A.R: Każde usprawiedliwienie jest dobre, żeby znaleźć uzasadnienie dla funkcjonowania PZW. To taki sam rak toczący polskie wędkarstwo, jakim dla polskiego futbolu jest PZPN.
A.K: Czy „wyjęcie” wędkarstwa spod kurateli Ministerstwa Rolnictwa cokolwiek by zmieniło w polskich realiach?
A.R: Tak, bo wędkarstwo nie ma nic wspólnego z rolnictwem. To pasja, sport, to społeczna edukacja, to nauka szacunku do natury, a nie za przeproszeniem sianokosy czy orka.
A.K: Jak Pan sądzi: czy jakiekolwiek zmiany są w ogóle możliwe, czy to czego jesteśmy świadkami jest jakimś rodzajem gry między partiami, która akurat ze względu na ujawnione informacje dotyczące finansów związkowych, chwilowo trwa na polu PZW?
A.R: Jeśli się nie mylę, to do czynnego wędkarstwa przyznaje się około 800 tysięcy Polaków. To ogromna siła, która do tej pory jeszcze nie pokazała swoich emocji. Mam nadzieję, że siła ta zmiecie PZW i pozwoli na normalny rozwój wędkarstwa. W innym przypadku, ci których na to stać będą tak jak teraz łowić w Skandynawii, a reszta będzie coraz częściej schodzić z łowiska o kiju.
A.K: Zmieniając trochę temat: jaki Pana zdaniem jest największy grzech zwykłych wędkarzy w Polsce?
A.R: Wędkarze to bardzo przyzwoici ludzie, ale są w naszym środowisku osobnicy, którzy udają wędkarzy, a w istocie są mięsiarzami. Wstyd mi za nich i bardzo ubolewam, że wciąż jest ich tak dużo.

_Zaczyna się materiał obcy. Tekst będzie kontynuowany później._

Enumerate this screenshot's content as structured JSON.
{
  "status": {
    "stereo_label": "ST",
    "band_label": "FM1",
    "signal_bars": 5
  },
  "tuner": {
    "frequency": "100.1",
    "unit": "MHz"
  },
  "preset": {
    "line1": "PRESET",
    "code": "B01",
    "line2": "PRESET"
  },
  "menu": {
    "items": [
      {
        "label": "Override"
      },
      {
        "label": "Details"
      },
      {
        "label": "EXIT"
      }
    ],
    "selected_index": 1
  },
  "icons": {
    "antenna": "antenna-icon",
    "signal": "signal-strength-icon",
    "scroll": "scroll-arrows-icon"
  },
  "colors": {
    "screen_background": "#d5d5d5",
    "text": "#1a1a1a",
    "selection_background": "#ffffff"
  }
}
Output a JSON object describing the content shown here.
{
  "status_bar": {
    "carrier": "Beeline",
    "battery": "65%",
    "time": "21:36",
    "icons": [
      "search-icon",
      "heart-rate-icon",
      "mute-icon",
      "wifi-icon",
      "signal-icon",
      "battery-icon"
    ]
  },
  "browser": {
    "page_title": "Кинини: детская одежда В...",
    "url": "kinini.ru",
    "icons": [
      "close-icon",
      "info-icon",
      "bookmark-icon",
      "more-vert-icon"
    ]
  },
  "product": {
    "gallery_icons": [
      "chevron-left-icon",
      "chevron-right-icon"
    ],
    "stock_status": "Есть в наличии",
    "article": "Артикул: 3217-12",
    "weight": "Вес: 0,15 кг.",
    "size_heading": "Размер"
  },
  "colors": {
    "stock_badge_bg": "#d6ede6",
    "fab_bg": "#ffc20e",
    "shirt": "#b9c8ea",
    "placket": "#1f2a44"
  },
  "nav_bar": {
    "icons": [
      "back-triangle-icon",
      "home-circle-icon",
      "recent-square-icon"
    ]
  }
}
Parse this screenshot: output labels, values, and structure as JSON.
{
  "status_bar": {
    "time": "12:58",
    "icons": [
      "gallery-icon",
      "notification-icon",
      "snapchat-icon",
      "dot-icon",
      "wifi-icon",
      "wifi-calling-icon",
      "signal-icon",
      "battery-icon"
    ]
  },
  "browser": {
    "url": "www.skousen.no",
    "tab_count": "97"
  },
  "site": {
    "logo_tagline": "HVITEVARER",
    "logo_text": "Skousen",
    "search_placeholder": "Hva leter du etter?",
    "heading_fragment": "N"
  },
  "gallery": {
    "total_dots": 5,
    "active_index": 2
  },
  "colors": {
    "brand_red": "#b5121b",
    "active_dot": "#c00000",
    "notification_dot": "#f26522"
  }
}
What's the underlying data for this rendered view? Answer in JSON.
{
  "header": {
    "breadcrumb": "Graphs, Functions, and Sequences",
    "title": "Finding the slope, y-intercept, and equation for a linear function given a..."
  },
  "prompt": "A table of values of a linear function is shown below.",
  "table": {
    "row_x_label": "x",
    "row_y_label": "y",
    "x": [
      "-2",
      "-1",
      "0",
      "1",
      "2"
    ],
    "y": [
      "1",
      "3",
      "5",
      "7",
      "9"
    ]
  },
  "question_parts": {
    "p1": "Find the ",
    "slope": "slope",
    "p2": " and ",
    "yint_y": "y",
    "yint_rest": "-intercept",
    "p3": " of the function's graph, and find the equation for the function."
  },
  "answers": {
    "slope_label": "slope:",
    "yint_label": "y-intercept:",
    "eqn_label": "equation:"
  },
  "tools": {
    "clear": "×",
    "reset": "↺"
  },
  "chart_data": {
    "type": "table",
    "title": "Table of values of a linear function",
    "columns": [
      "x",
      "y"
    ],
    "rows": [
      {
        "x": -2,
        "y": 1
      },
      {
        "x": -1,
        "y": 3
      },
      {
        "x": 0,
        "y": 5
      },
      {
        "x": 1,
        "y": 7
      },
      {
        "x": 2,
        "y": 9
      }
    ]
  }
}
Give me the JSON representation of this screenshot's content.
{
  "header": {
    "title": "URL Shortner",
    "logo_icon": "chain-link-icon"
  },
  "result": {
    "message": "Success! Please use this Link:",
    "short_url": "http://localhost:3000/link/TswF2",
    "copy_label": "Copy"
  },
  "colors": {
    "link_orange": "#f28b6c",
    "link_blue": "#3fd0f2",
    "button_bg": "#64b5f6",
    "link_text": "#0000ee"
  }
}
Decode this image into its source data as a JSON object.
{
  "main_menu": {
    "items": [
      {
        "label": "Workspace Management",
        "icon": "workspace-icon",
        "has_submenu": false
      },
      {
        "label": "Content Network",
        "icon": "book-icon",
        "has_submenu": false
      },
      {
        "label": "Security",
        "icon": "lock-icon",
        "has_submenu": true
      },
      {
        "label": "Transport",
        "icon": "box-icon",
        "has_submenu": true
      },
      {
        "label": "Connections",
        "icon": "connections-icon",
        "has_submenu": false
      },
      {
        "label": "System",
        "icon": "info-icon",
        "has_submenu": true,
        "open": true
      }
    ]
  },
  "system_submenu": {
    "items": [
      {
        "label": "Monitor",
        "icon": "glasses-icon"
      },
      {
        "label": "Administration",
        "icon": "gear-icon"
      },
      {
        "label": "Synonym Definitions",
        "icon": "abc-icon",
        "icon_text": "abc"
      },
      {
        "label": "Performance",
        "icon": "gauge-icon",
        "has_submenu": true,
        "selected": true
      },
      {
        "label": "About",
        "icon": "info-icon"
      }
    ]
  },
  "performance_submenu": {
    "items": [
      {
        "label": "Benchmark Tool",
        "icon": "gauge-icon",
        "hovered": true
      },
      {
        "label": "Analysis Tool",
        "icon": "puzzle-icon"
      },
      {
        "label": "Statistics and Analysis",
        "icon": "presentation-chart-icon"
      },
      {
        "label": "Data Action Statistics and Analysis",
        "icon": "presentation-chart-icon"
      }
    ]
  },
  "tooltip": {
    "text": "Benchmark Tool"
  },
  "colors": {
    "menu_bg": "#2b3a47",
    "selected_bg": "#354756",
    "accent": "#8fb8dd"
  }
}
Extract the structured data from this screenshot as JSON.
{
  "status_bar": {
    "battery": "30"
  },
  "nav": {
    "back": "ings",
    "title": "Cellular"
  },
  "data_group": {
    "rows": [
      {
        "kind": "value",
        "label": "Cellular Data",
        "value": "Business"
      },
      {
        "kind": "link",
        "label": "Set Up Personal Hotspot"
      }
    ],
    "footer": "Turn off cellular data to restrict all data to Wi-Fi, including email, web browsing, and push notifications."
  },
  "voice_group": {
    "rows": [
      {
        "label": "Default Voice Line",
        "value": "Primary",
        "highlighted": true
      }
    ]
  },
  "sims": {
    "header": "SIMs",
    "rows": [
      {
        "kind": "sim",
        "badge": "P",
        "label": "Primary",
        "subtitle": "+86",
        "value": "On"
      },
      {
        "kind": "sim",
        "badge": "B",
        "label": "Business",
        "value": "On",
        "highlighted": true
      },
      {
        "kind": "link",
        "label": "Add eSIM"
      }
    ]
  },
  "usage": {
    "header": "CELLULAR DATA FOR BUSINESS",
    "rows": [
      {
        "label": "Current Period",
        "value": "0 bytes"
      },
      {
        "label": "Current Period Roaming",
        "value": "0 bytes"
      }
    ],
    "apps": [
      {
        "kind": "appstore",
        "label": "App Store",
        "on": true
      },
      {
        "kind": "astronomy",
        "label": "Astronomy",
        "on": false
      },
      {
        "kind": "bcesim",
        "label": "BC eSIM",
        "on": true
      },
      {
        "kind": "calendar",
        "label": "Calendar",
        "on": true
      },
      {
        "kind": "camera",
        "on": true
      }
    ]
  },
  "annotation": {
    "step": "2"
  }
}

A.K: Przejdźmy do milszych tematów. Wiadomo, że jest Pan pasjonatem wędkarstwa. Który gatunek ryby najbardziej lubi Pan łowić?
A.R: Szczupak.
A.K: Czy szczególnie preferuje Pan jakiś rodzaj wędkowania?
A.R: Spinning, wędkarstwo podlodowe.
A.K: Odwiedza Pan jeszcze jakieś polskie łowiska, czy raczej preferuje turystykę wędkarską poza Polską?
A.R: Kiedyś jeździłem za rybą po całej Polsce. Ostatnio mija się to z celem, bo łowiska są przekłusowane. Łowię czasem w okolicach Giżycka i sporadycznie na Wiśle. Czasem na łowiskach specjalnych. Zdecydowanie preferuję Szwecję, tam są ryby!
A.K: A jaka jest ulubiona Pana przynęta?
A.R: Mepps Aglia Long, srebrna lub miedziana, w rozmiarze zależnym od warunków. Slider Baby Buster firmy StrikePro – srebrny.
A.K: Jaka ryba, którą udało się Panu wyjąć, sprawiła Panu największą radość?
A.R: W zeszłym roku szczupak 97 cm. Złowiony w szwedzkim jeziorze Hjaelmare. Rok wcześniej szczupak na tym samym łowisku grubo ponad 100 cm, którego nie wyjąłem, ale dostarczył mi 20 minut niezapomnianych emocji.
A.K: Bardzo dziękuję za poświęcony czas i interesującą rozmowę.